Get EU ETS in a fit state before think to link -UK lawmakers

Published 10:59 on February 17, 2015  /  Last updated at 14:49 on May 11, 2016  /  EMEA, EU ETS  /  No Comments

The EU must repair its own carbon market by introducing its proposed Market Stability Reserve in 2017 if it wants to benefit from linking to other schemes in the future, a cross-party group of UK MPs said on Tuesday.

The EU must repair its own carbon market by introducing its proposed Market Stability Reserve in 2017 if it wants to benefit from linking to other schemes in the future, a cross-party group of UK MPs said on Tuesday.

The Parliament’s Energy and Climate Committee, which scrutinises government policy, said the EU ETS will play a critical role in the linking of emissions trading systems worldwide.

“Before it can do this, however, it must be seen as a credible market,” the committee said in a report titled Linking Emissions Trading Systems.

“The issue of surplus allowances must be addressed urgently which is why we support moves to remove these allowances from the system as soon as possible,” it added, matching the view of the UK government, which favours a 2017 start to the MSR.

The lawmakers said a global carbon market would be the most economically efficient way to cut emissions.

This was much more likely to happen via a bottom-up network of smaller markets that gradually link together rather than a unified global process.

“We recommend that the Government ensure that, when supporting other countries to develop their emissions trading systems, it promotes designs that are compatible with the EU ETS. Aligning design elements will help improve the prospects of linking in the future. The Government should focus on engaging with China and the US as the world’s largest economies and because they have already embraced emissions trading” the report said.

The EU market was poised to begin linking with Australia’s fledgling scheme later this year – until the country’s new prime minister Tony Abbott scrapped the policy. The EU ETS is still on track to the relatively tiny Swiss scheme in the near-term.

“The provisions in the (EU ETS) law are quite open for linking”, said European Commission official Damien Meadows in the report, one of 13 witnesses from business groups, academic institutions and governmental bodies though not environmental campaigners.

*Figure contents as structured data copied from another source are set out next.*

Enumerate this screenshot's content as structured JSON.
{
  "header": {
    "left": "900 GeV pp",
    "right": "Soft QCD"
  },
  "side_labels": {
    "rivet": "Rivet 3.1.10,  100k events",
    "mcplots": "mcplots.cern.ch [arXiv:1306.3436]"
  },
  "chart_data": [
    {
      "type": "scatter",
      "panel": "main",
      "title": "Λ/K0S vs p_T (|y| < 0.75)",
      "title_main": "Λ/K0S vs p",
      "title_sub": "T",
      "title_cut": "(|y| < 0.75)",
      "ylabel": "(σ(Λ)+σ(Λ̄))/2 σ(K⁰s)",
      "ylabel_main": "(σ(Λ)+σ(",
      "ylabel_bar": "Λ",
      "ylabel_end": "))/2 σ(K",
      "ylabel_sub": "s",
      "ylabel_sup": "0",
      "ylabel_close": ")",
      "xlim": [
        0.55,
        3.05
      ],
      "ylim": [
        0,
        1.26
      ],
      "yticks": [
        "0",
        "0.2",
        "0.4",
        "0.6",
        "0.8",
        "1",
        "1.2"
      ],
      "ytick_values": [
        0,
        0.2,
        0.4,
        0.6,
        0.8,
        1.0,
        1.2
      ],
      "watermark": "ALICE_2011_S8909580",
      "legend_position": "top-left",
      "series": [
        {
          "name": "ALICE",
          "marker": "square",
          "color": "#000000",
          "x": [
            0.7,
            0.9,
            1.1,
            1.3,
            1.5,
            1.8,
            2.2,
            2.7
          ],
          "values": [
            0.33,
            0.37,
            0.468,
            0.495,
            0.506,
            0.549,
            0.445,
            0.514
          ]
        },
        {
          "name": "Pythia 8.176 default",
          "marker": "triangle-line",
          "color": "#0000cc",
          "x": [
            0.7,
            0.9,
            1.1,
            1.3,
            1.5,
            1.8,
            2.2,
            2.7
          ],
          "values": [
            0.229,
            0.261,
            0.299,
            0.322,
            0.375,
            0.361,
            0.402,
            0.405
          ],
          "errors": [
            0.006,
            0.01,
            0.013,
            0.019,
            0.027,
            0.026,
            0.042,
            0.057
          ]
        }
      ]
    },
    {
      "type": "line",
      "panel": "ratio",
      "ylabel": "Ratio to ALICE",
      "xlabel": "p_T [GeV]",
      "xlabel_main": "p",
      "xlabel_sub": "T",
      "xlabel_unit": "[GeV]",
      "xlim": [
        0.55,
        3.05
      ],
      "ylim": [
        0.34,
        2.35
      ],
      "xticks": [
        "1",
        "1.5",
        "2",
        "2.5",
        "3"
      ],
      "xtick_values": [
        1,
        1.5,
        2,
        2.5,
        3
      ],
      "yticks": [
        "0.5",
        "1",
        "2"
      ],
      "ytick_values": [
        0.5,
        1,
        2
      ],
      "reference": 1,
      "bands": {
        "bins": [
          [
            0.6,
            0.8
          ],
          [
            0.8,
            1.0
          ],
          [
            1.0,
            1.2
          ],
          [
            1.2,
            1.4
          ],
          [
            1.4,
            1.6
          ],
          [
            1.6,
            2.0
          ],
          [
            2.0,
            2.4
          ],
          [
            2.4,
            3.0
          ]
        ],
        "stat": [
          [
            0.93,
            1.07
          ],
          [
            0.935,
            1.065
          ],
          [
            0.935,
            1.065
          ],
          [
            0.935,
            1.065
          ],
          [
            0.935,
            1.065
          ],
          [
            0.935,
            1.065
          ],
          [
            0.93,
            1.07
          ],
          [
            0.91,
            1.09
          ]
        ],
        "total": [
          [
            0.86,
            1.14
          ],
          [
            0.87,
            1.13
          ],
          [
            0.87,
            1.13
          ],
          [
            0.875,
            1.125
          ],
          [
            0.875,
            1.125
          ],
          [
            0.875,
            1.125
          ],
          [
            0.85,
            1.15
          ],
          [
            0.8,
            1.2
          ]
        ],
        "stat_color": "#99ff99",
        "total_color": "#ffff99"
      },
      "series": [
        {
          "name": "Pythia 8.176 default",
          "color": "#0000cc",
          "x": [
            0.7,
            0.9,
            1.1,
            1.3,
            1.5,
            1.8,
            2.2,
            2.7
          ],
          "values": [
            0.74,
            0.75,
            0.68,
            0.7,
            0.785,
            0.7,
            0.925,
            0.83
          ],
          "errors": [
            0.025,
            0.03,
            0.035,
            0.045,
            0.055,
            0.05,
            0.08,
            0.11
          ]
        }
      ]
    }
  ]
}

Meadows said to enable linking, the following conditions would need to be met:

– robust registries and auditing and enforcement systems

– a similar ambition level, including similar limits on the amount and quantity of international and domestic offsets allowed

– the same basic environmental integrity and that a tonne of CO2 in one system is a tonne in the other system

REVENUE SURPRISE

The committee called on the UK government to assess current and future revenue from emissions trading, and to report on options for how it should be spent after hearing the government had not considered in detail the best use for it.

“We were surprised that the government had not yet considered the best use of revenue generated from emissions trading,” the committee report said.

While many EU governments earmark revenue from selling EUAs for low climate policies, the UK has long resisted so-called ‘hypothecation’ due its powerful Treasury department’s wish to retain tight control of government spending.